There is no specific questionnaire that students can use to prepare for the interview. However, students can visit the numerous sites that list typical questions to prepare themselves. The questions that surface repeatedly in interviews include career related questions and / or resume related questions. Students should also be well read about the recruiter’s business activities product offerings its mission statement and position in the market place.

An interview is not only about answering the questions succinctly and effectively. Presentation is equally important. Recruiters also assess a student’s body language command over the English language, confidence and poise. These are intangibles which can make or break a call back.

On site Interview

Based on the performance on the on campus interviews selected students are invited for a subsequent round of interviews at the company’s offices. Generally, speaking not more than 50 per cent of the students interviewed on campus will be called back. During the on site interviews students meet a few representative of the company. Some representatives are potential colleagues and superiors of the individual in case he/she does get selected and joins the institution while others are from the human resource department.

The purpose of the on site interview is two fold. From a student’s perspective it gives the student an idea of the firm’s culture, environment and values. It is an opportunity for the student to ask questions regarding responsibilities, upward mobility as well as clear other doubts. Equally important it allows the company to evaluate whether the student has the technical competence and can seamlessly integrate with fellow peers.

Intimation of offer / Rejection

In some cases students may receive offers during the on site interview while in others it may be a few days later. Some companies also conduct background checks prior to issuing offers. These checks have become more prevalent after the September 11 attacks.
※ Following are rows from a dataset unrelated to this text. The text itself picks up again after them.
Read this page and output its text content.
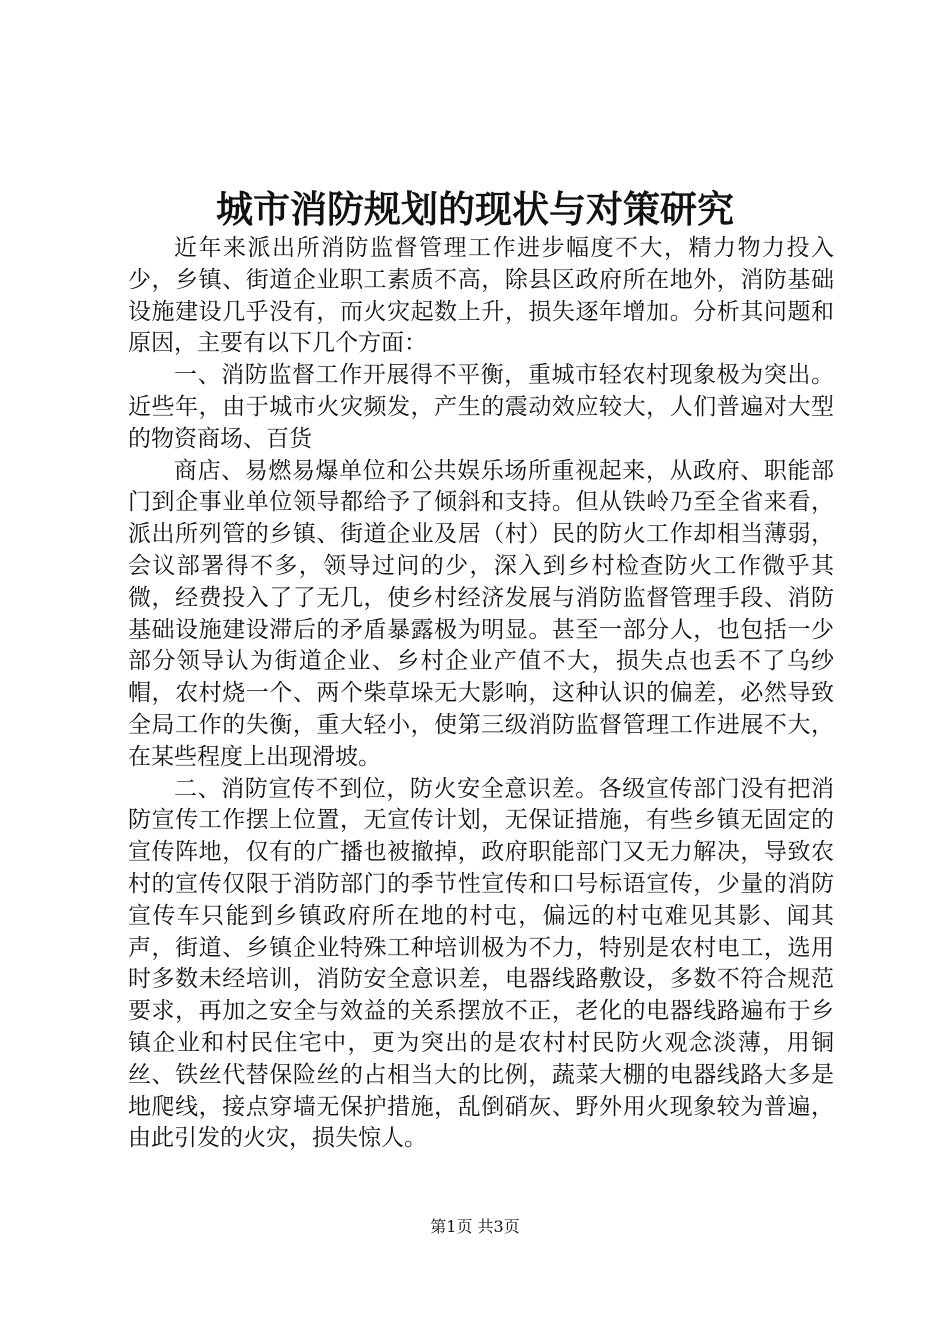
城市消防规划的现状与对策研究

近年来派出所消防监督管理工作进步幅度不大，精力物力投入少，乡镇、街道企业职工素质不高，除县区政府所在地外，消防基础设施建设几乎没有，而火灾起数上升，损失逐年增加。分析其问题和原因，主要有以下几个方面：

一、消防监督工作开展得不平衡，重城市轻农村现象极为突出。近些年，由于城市火灾频发，产生的震动效应较大，人们普遍对大型的物资商场、百货

商店、易燃易爆单位和公共娱乐场所重视起来，从政府、职能部门到企事业单位领导都给予了倾斜和支持。但从铁岭乃至全省来看，派出所列管的乡镇、街道企业及居（村）民的防火工作却相当薄弱，会议部署得不多，领导过问的少，深入到乡村检查防火工作微乎其微，经费投入了了无几，使乡村经济发展与消防监督管理手段、消防基础设施建设滞后的矛盾暴露极为明显。甚至一部分人，也包括一少部分领导认为街道企业、乡村企业产值不大，损失点也丢不了乌纱帽，农村烧一个、两个柴草垛无大影响，这种认识的偏差，必然导致全局工作的失衡，重大轻小，使第三级消防监督管理工作进展不大，在某些程度上出现滑坡。

二、消防宣传不到位，防火安全意识差。各级宣传部门没有把消防宣传工作摆上位置，无宣传计划，无保证措施，有些乡镇无固定的宣传阵地，仅有的广播也被撤掉，政府职能部门又无力解决，导致农村的宣传仅限于消防部门的季节性宣传和口号标语宣传，少量的消防宣传车只能到乡镇政府所在地的村屯，偏远的村屯难见其影、闻其声，街道、乡镇企业特殊工种培训极为不力，特别是农村电工，选用时多数未经培训，消防安全意识差，电器线路敷设，多数不符合规范要求，再加之安全与效益的关系摆放不正，老化的电器线路遍布于乡镇企业和村民住宅中，更为突出的是农村村民防火观念淡薄，用铜丝、铁丝代替保险丝的占相当大的比例，蔬菜大棚的电器线路大多是地爬线，接点穿墙无保护措施，乱倒硝灰、野外用火现象较为普遍，由此引发的火灾，损失惊人。

第1页 共3页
In any case, there is some room for negotiation but generally companies have certain benchmarks that they follow.

Before accepting an offer, it is important that the student discusses the process of obtaining an H1B visa (i.e. work visa) as well as any other personal issues such as health insurance potential vacation plans if any shortly after joining.

Given a choice students should evaluate their offers not only on the basis of compensation but also the recruiter’s recognition in the market place, responsibilities potential for promotions and work culture among others things.